The Morningside development had taken what Crave started – reinventing a suburb – and ‘‘rammed it home’’, Cheshire said.
What the group had learnt over and over again at Britomart was
‘‘It’s really important that the thing had an authenticity and integrity within its community.’’
Nat Cheshire
that ‘‘critical mass wins’’.
‘‘As long as you are curating that critical mass and not just signing up whoever’s going to pay the most rent then you get back what you put into it.’’
Increasingly, that was what Auckland looked like – pockets of real estate like Britomart or the City Works Depot, North Wharf, Ponsonby Central or Morningside.
Morningside offered locals an alternative to going to town or to Ponsonby.

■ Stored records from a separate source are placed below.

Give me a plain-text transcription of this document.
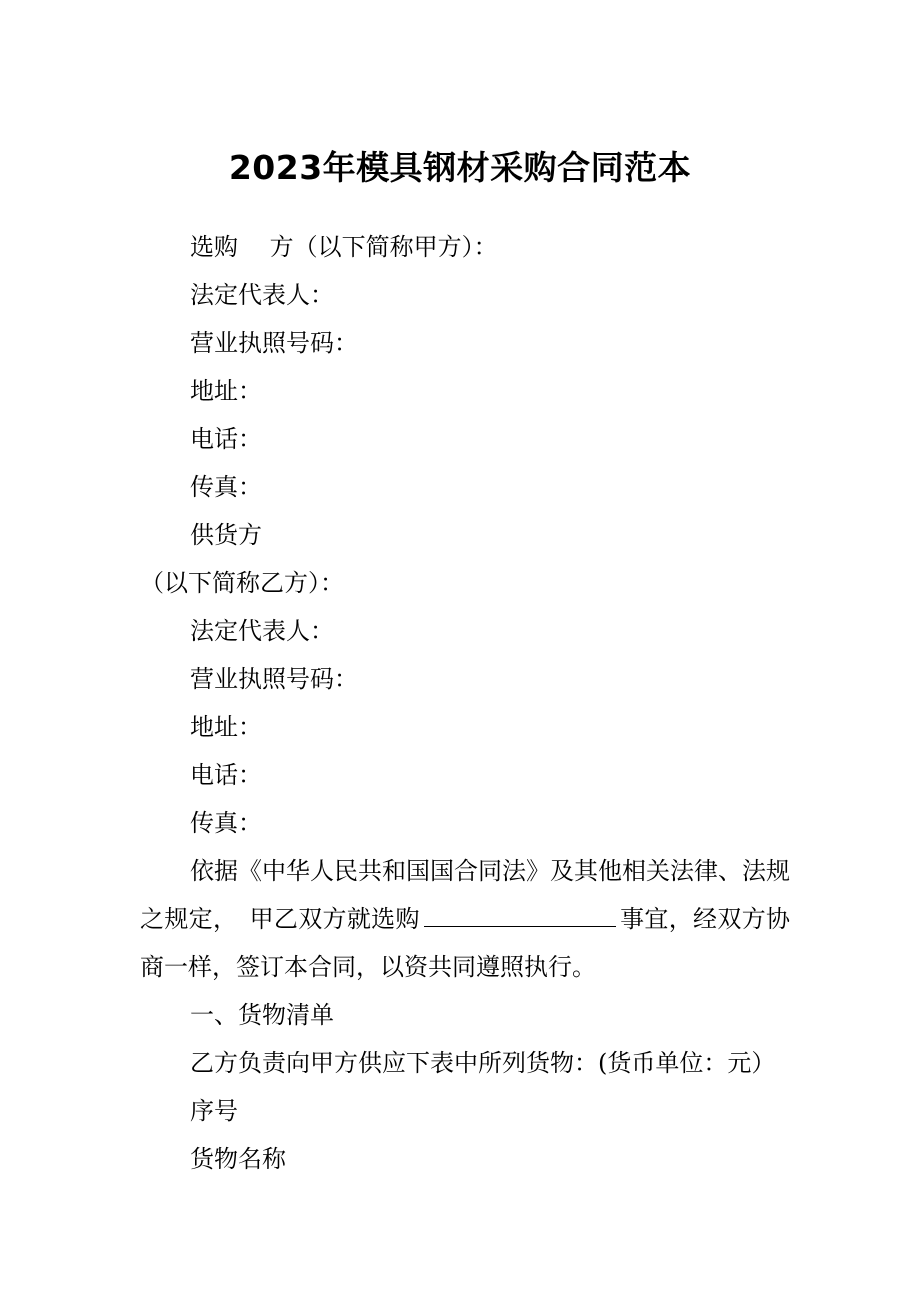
2023年模具钢材采购合同范本
选购　 方（以下简称甲方）：
法定代表人：
营业执照号码：
地址：
电话：
传真：
供货方
（以下简称乙方）：
法定代表人：
营业执照号码：
地址：
电话：
传真：
依据《中华人民共和国国合同法》及其他相关法律、法规之规定，　甲乙双方就选购	事宜，经双方协商一样，签订本合同，以资共同遵照执行。
一、货物清单
乙方负责向甲方供应下表中所列货物：(货币单位：元）
序号
货物名称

Instead they could pop down the road and get some dessert with their friends.
‘‘I think that the way Morningside has been devoured both by Morningsiders and people coming from further afield tells us really clearly that it’s a model, if it is done really sensitively and well, that could thrive all over the city,’’ Cheshire said.
‘‘What it means is that not only those who live in Morningside but also those who live in suburbs immediately around it have a centre for their neighbourhood and a kind of social collider for the neighbourhood, so that when I do go down there I bump into Jackie who lives 10 blocks away but who I only see once a year. Now I bump into her once every fortnight.
‘‘There’s a sense that the community has a centre. That was really palpable in the big Christmas street party,’’ he said.
Commercial real estate agent Alex Wefers of JLL said that for years Morningside was not on anybody’s radar, then all of a sudden industrial properties were being turned to cool uses.
The rezoning by Auckland Council’s Unitary Plan of the area to mixed use had attracted developers.
Last year JLL sold three industrial properties in Morningside and these were being redeveloped by leading Auckland architects Fearon Hay as three architecturally-designed office spaces with glass facades.
Morningside office space was easily $100 a square metre cheaper than Ponsonby and now it had a ‘‘cool’’ hospitality hub to offer prospective tenants.
Its own train station provided great transport links and those would be even better when the huge City Rail Link project was completed, Wefers said.
Other developments in Morningside include homewares retail giant Briscoes building its new head office and retail stores in Taylors Rd.
And new Auckland hospitality business The Beer Spot plans to be set up in Morningside in May on New North Rd offering 40 varieties of beer made by small breweries. It established first on the North Shore nearly three years ago, expanding to Huapai in January.